Unfortunately, rain won’t be coming anytime soon. The closer we get to June, the less likely those sweet clouds of alleviation appear and release their almighty water on the sun-scorched earth. So, it’s time for the bright minds of UC Davis to come up with another solution — a rain machine.

UC Davis boasts one of the top atmospheric science departments in the nation. It’s time for the future weather-people of the world to develop an artificial cloud that can dump buckets of rain and clear out all the evil pollen floating around in the air. The obvious issue is where the water will come from. Well, if they pull the water from a local reservoir, there will be no water lost as it will fall and then drain into the same body it came from. This is clearly a win-win situation.

The only other reasonable option to limit sneezing and sniffling is to cut down the trees and plants that release the allergens into the air.
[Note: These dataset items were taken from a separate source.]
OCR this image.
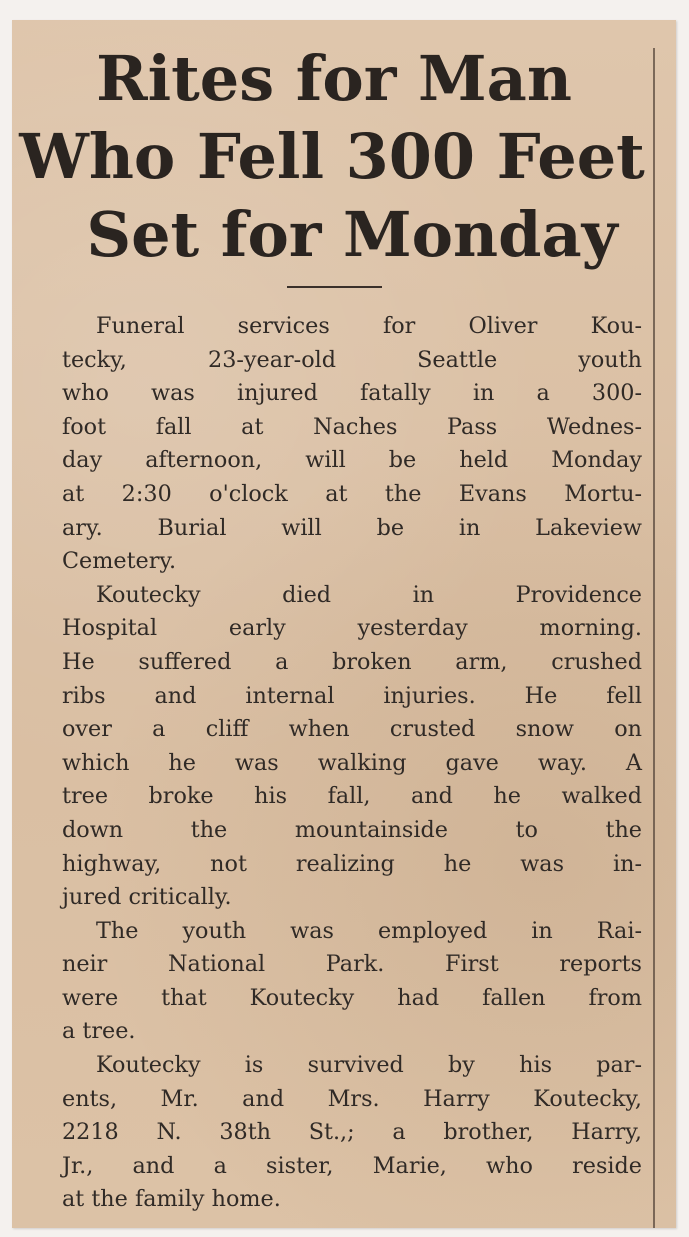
Rites for Man
Who Fell 300 Feet
Set for Monday

Funeral services for Oliver Kou-
tecky, 23-year-old Seattle youth
who was injured fatally in a 300-
foot fall at Naches Pass Wednes-
day afternoon, will be held Monday
at 2:30 o'clock at the Evans Mortu-
ary. Burial will be in Lakeview
Cemetery.

Koutecky died in Providence
Hospital early yesterday morning.
He suffered a broken arm, crushed
ribs and internal injuries. He fell
over a cliff when crusted snow on
which he was walking gave way. A
tree broke his fall, and he walked
down the mountainside to the
highway, not realizing he was in-
jured critically.

The youth was employed in Rai-
neir National Park. First reports
were that Koutecky had fallen from
a tree.

Koutecky is survived by his par-
ents, Mr. and Mrs. Harry Koutecky,
2218 N. 38th St.,; a brother, Harry,
Jr., and a sister, Marie, who reside
at the family home.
So, if the UC Davis think-tank can’t come up with this rain machine, they’d better get their clippers and saws ready to go. We allergy sufferers aren’t going to take it anymore.

This may all be an overreaction. Allergies are probably the most annoying thing in the world. There is no simple relief, and unlike a cold, we don’t know when or if they will go away. So allergies, please and respectfully fuck off.